Ho sempre pensato che lo scopo dei terroristi fosse di causare almeno terrore fra i civili indifesi. Se i lanci di razzi da Gaza non sono atti terroristici come lei ha asserito, che cosa sono?
Franco Ottolenghi
franco.ottolenghi@tiscali.it

Caro Ottolenghi,
Come lei sa, la definizione di terrorismo è un difficile esercizio a cui sono stati dedicati studi importanti e dibattiti interminabili, soprattutto alle Nazioni Unite. Personalmente uso quella che mette l'accento sulla clandestinità dell'organizzazione, la segretezza e l'imprevedibilità dell'attentato e, come nel caso del terrorismo religioso, l'uso della vita dell'attentatore come arma suprema. Nella guerra dei missili contro i territori israeliani queste caratteristiche non sono presenti. Le milizie di Hamas non sono una organizzazione segreta e ne hanno dato la prova, tra l'altro, combattendo contro le forze armate israeliane durante le scorse settimane. Si spostano rapidamente dopo il lancio del missile e cercano di sfuggire alla rappresaglia. Ma questo è uno stile di combattimento comune a tutti i corpi speciali (arditi, commando, incursionisti, raiders, Seals) creati dalle forze armate di molti Stati nel corso del Novecento.
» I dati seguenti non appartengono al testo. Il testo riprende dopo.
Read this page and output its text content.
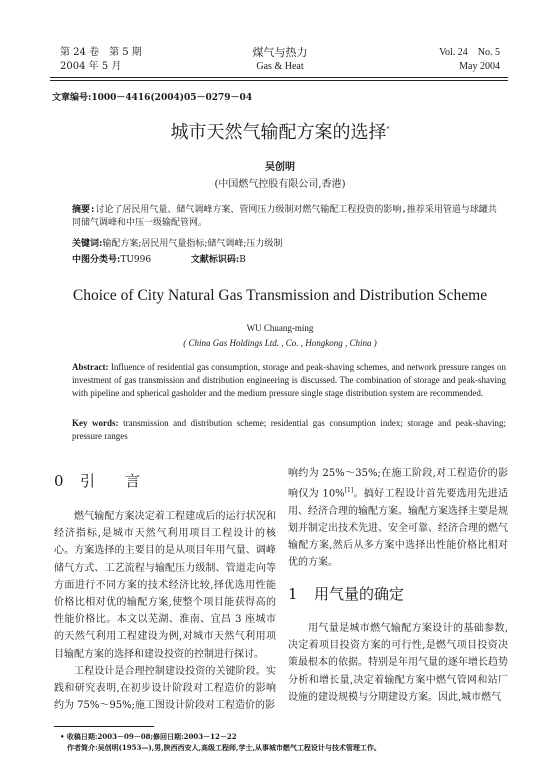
第 24 卷　第 5 期
2004 年 5 月
煤气与热力
Gas & Heat
Vol. 24　No. 5
May 2004
文章编号:1000－4416(2004)05－0279－04
城市天然气输配方案的选择*
吴创明
(中国燃气控股有限公司,香港)
摘要:讨论了居民用气量、储气调峰方案、管网压力级制对燃气输配工程投资的影响,推荐采用管道与球罐共同储气调峰和中压一级输配管网。
关键词:输配方案;居民用气量指标;储气调峰;压力级制
中图分类号:TU996	文献标识码:B
Choice of City Natural Gas Transmission and Distribution Scheme
WU Chuang-ming
( China Gas Holdings Ltd. , Co. , Hongkong , China )
Abstract: Influence of residential gas consumption, storage and peak-shaving schemes, and network pressure ranges on investment of gas transmission and distribution engineering is discussed. The combination of storage and peak-shaving with pipeline and spherical gasholder and the medium pressure single stage distribution system are recommended.
Key words: transmission and distribution scheme; residential gas consumption index; storage and peak-shaving; pressure ranges
0 引　　言

燃气输配方案决定着工程建成后的运行状况和经济指标,是城市天然气利用项目工程设计的核心。方案选择的主要目的是从项目年用气量、调峰储气方式、工艺流程与输配压力级制、管道走向等方面进行不同方案的技术经济比较,择优选用性能价格比相对优的输配方案,使整个项目能获得高的性能价格比。本文以芜湖、淮南、宜昌 3 座城市的天然气利用工程建设为例,对城市天然气利用项目输配方案的选择和建设投资的控制进行探讨。

工程设计是合理控制建设投资的关键阶段。实践和研究表明,在初步设计阶段对工程造价的影响约为 75%～95%;施工图设计阶段对工程造价的影

响约为 25%～35%;在施工阶段,对工程造价的影响仅为 10%[1]。搞好工程设计首先要选用先进适用、经济合理的输配方案。输配方案选择主要是规划并制定出技术先进、安全可靠、经济合理的燃气输配方案,然后从多方案中选择出性能价格比相对优的方案。

1 用气量的确定

用气量是城市燃气输配方案设计的基础参数,决定着项目投资方案的可行性,是燃气项目投资决策最根本的依据。特别是年用气量的逐年增长趋势分析和增长量,决定着输配方案中燃气管网和站厂设施的建设规模与分期建设方案。因此,城市燃气

• 收稿日期:2003－09－08;修回日期:2003－12－22
作者简介:吴创明(1953—),男,陕西西安人,高级工程师,学士,从事城市燃气工程设计与技术管理工作。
Qualcuno potrebbe osservare, tuttavia, che i missili colpiscono centri abitati e sono diretti contro la popolazione civile. È vero. Ma l'uso della popolazione civile come obiettivo militare non è una novità introdotta dai movimenti dell'islamismo radicale. Il fenomeno comincia con i primi bombardamenti della Grande guerra. Assume proporzioni maggiori durante la guerra cino- giapponese e la guerra civile spagnola. Diventa una componente fondamentale della strategia dei Paesi combattenti durante la Seconda guerra mondiale. I bombardamenti tedeschi di Coventry, le V1 e le V2 lanciate su Londra, le bombe americane su Milano e Roma nel 1943, i bombardamenti anglo-americani di Dresda e di Amburgo, le bombe atomiche lanciate dagli Stati Uniti su Hiroshima e Nagasaki, non si proponevano la distruzione di un obiettivo militare. Il loro bersaglio era il «morale», vale a dire quel valore intangibile da cui dipende in ultima analisi la capacità di combattere e di resistere. Si colpiscono i civili, in altre parole, per piegare la loro volontà o, meglio ancora, aizzarli contro il loro governo. Se usiamo questo criterio, tra l'assedio israeliano di Gaza e i missili di Hamas contro Sderot e altre città esistono meno differenze di quanto non appaia a prima vista. Lo scopo, in ambedue i casi, è quello di attaccare il «fronte interno» del nemico e creare alle sue spalle un diffuso sentimento di rabbia e paura. Gli israeliani assediavano Gaza nella speranza di spingere il suo popolo alla rivolta. Hamas bombardava Sderot nella speranza di provocare Israele. E ha raggiunto il suo obiettivo.
Aggiungo un'altra considerazione. Quella di Israele contro Hamas è una guerra doppiamente asimmetrica. È tale, anzitutto, perché i due combattenti hanno arsenali totalmente diversi e il piccolo non può permettersi di giocare la parte con le regole rese possibili da armi di cui non dispone. Ed è asimmetrica, in secondo luogo, perché Israele non riconosce all'organizzazione palestinese lo statuto di combattente legittimo. Quando è considerato brigante il nemico tende inevitabilmente a comportarsi come tale. Ma non è necessariamente un terrorista.